Lev Nikoláievich Tolstói no escribió una gran obra que trasciende el tiempo para reflejar la vida en la Rusia zarista durante la tumultuosa era napoleónica. Esta gran obra literaria es una viaje desde los salones aristocráticos de San Petersburgo y Moscú hasta los campos de batalla ensangrentados de Austerlitz y Borodinó.
La novela se articula en torno a dos ejes temáticos que le dan título: la guerra, con su caos, su brutalidad y su aparente falta de sentido heroico individual; y la paz, espacio de la vida familiar, el amor, el crecimiento personal y la búsqueda espiritual. Tolstói entrelaza magistralmente las vidas de varias familias aristocráticas –principalmente los Bezukhov, los Bolkonsky y los Rostov– cuyos destinos se ven irrevocablemente marcados por los acontecimientos históricos que sacuden Europa entre 1805 y 1812.
En el corazón de esta vasta narrativa encontramos personajes de una complejidad psicológica que los hace profundamente humanos. Pierre Bezukhov, el idealista torpe y bondadoso, heredero de una inmensa fortuna, emprende una tortuosa búsqueda de sentido vital, transitando desde la masonería hasta la experiencia directa del sufrimiento en la guerra. El Príncipe Andréi Bolkonsky, inteligente, cínico y ambicioso, busca la gloria en el campo de batalla, solo para encontrar la desilusión y, finalmente, una comprensión más profunda de la vida a través del amor y el dolor. Natasha Rostova, vibrante, impulsiva y llena de una alegría contagiosa, personifica el amor y la evolución de una joven encantadora hasta una mujer madura que ha conocido la pérdida y la redención.

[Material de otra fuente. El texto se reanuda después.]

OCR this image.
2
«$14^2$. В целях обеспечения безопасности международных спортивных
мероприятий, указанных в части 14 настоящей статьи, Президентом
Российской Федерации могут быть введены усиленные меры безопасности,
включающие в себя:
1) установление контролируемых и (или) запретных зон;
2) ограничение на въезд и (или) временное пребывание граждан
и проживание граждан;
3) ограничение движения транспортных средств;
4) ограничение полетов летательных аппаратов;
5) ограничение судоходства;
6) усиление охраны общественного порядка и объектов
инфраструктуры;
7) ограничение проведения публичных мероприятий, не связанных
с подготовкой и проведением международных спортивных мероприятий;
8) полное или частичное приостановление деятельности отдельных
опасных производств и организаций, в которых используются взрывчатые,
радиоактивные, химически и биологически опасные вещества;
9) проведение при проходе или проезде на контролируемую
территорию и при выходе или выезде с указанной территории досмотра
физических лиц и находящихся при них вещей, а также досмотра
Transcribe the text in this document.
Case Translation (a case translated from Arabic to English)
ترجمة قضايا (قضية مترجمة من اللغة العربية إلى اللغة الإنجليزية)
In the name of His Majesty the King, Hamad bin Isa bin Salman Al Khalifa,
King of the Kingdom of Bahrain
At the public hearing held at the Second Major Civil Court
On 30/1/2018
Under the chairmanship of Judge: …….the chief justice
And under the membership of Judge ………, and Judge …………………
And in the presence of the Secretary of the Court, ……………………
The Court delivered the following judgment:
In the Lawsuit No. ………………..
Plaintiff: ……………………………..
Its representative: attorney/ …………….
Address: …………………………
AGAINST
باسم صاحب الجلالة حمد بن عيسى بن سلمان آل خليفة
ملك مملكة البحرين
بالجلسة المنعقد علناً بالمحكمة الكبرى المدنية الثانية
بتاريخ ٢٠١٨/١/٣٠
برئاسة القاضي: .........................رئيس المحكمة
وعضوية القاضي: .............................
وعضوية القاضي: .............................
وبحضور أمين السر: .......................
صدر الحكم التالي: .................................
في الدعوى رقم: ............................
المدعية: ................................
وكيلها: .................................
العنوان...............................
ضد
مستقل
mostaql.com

"Guerra y Paz" es el espacio ideal para las profundas reflexiones filosóficas de Tolstói sobre la historia, el liderazgo y la naturaleza del poder. El autor desafía la concepción "heroica" de la historia, donde los grandes cambios se deben a las acciones de unos pocos individuos prominentes (como Napoleón o el Zar Alejandro). En su lugar, Tolstói propone la historia como el resultado de una infinidad de pequeñas acciones, de la voluntad colectiva de millones de individuos anónimos.
Tolstói describe minuciosamente ambientes, batallas y estados de ánimo. Alterna con maestría las grandes panorámicas históricas con los detalles íntimos de la vida doméstica. Es una lectura que perdura en la mente mucho después de haber cerrado el libro.